Guest Opinion: American In Canberra
American In Canberra
By Ilan Kelman
In John Howard's continuing successes at ingratiating himself with the White House, Australia has joined the American "coalition of the willing" to build a missile defence shield. Perhaps Howard is seeking the 2008 Republican Vice-Presidential nomination, perhaps he enjoys being a Blairite World American-Statesman (The Emperor's New Friends?), or perhaps he is just thrilled at the prospect of new techno toys: radar systems which track incoming ballistic missiles followed by lasers, rockets, and other interceptors for destroying the threats. If the shield works.
Not to put a damper on these invigorating plans nor on the Yankee-Aussie special relationship, but I am forced to wonder idly if the $50 billion over the next five years for the system is cost-effective. Remember, that's American dollars, not a South Pacific currency. Because, while I am certain that the American decision to go ahead with the missile shield is not in any way related to the amount of personal shares held in defence companies by members of the Republican party, for half that dosh, they could:
(a) Bribe the leaders of the rogue states into retiring to small, tropical islands and install other, more obedient rogues instead.
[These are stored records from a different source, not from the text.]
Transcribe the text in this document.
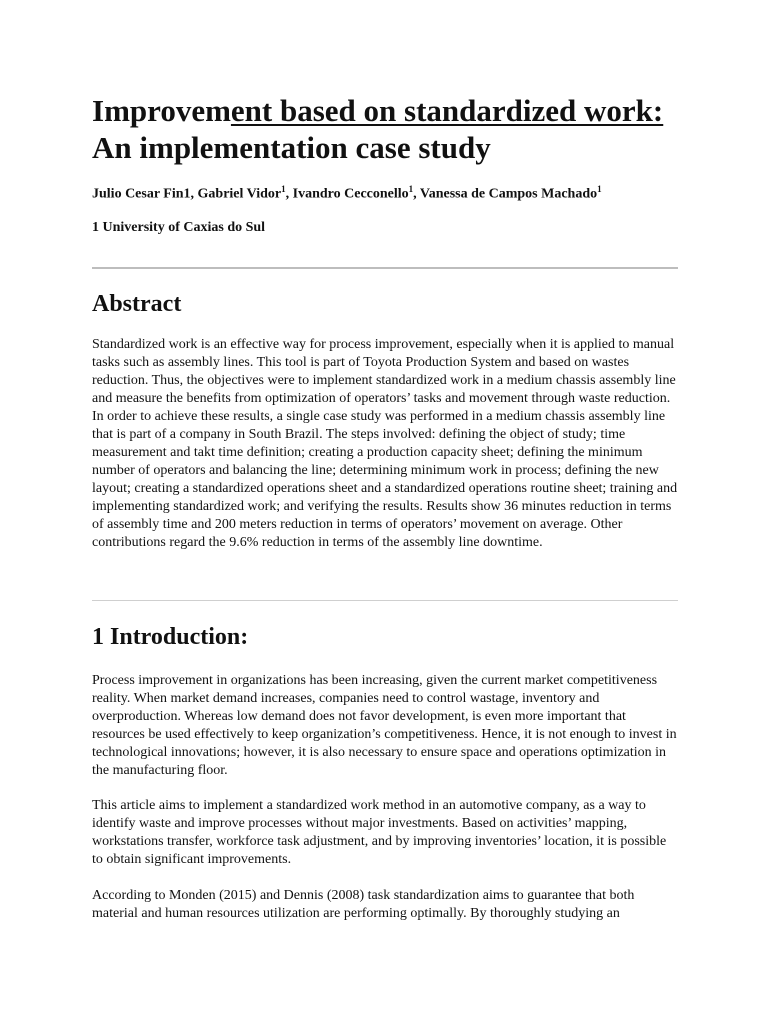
Improvement based on standardized work:
An implementation case study
Julio Cesar Fin1, Gabriel Vidor$^1$, Ivandro Cecconello$^1$, Vanessa de Campos Machado$^1$
1 University of Caxias do Sul
Abstract

Standardized work is an effective way for process improvement, especially when it is applied to manual tasks such as assembly lines. This tool is part of Toyota Production System and based on wastes reduction. Thus, the objectives were to implement standardized work in a medium chassis assembly line and measure the benefits from optimization of operators’ tasks and movement through waste reduction. In order to achieve these results, a single case study was performed in a medium chassis assembly line that is part of a company in South Brazil. The steps involved: defining the object of study; time measurement and takt time definition; creating a production capacity sheet; defining the minimum number of operators and balancing the line; determining minimum work in process; defining the new layout; creating a standardized operations sheet and a standardized operations routine sheet; training and implementing standardized work; and verifying the results. Results show 36 minutes reduction in terms of assembly time and 200 meters reduction in terms of operators’ movement on average. Other contributions regard the 9.6% reduction in terms of the assembly line downtime.

1 Introduction:

Process improvement in organizations has been increasing, given the current market competitiveness reality. When market demand increases, companies need to control wastage, inventory and overproduction. Whereas low demand does not favor development, is even more important that resources be used effectively to keep organization’s competitiveness. Hence, it is not enough to invest in technological innovations; however, it is also necessary to ensure space and operations optimization in the manufacturing floor.

This article aims to implement a standardized work method in an automotive company, as a way to identify waste and improve processes without major investments. Based on activities’ mapping, workstations transfer, workforce task adjustment, and by improving inventories’ location, it is possible to obtain significant improvements.

According to Monden (2015) and Dennis (2008) task standardization aims to guarantee that both material and human resources utilization are performing optimally. By thoroughly studying an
(b) Make significant inroads into poverty reduction, open-minded primary education, and sustainable livelihoods internationally, thereby stymieing terrorist recruitment.
(c) Buy every village on Earth a television, a satellite dish, a generator, and a 15-year supply of diesel plus a maintenance subcontractor, thereby ensuring that the next generation has neither the intelligence nor the initiative to launch a missile or to plant a bomb. At last: a foolproof (fool-creating) method for American ideals to conquer the world without resistance. A McD's shack could even be built next to each television!
Plus, with any of the above options, there's still $25 billion in the bank for Howard's and Bush's cronies to treat themselves to that spare Learjet or two for attending climate change conferences in style in order to present their anti-Kyoto stance. Not to mention hiring brainpower to work out why the September 11th terrorist attacks are being used as a justification for the missile shield. Would the new radar systems lock onto hijacked passenger jets and would the "interceptors" distinguish between evil Osamamen and innocent citizens?
Well, at least we have the comfort of knowing that Indonesia opposes the missile shield, since "dialogue and diplomacy would be far more effective". Pity that this principle was not enacted for East Timor, a country which would make far better use of a spare billion dollars or fifty.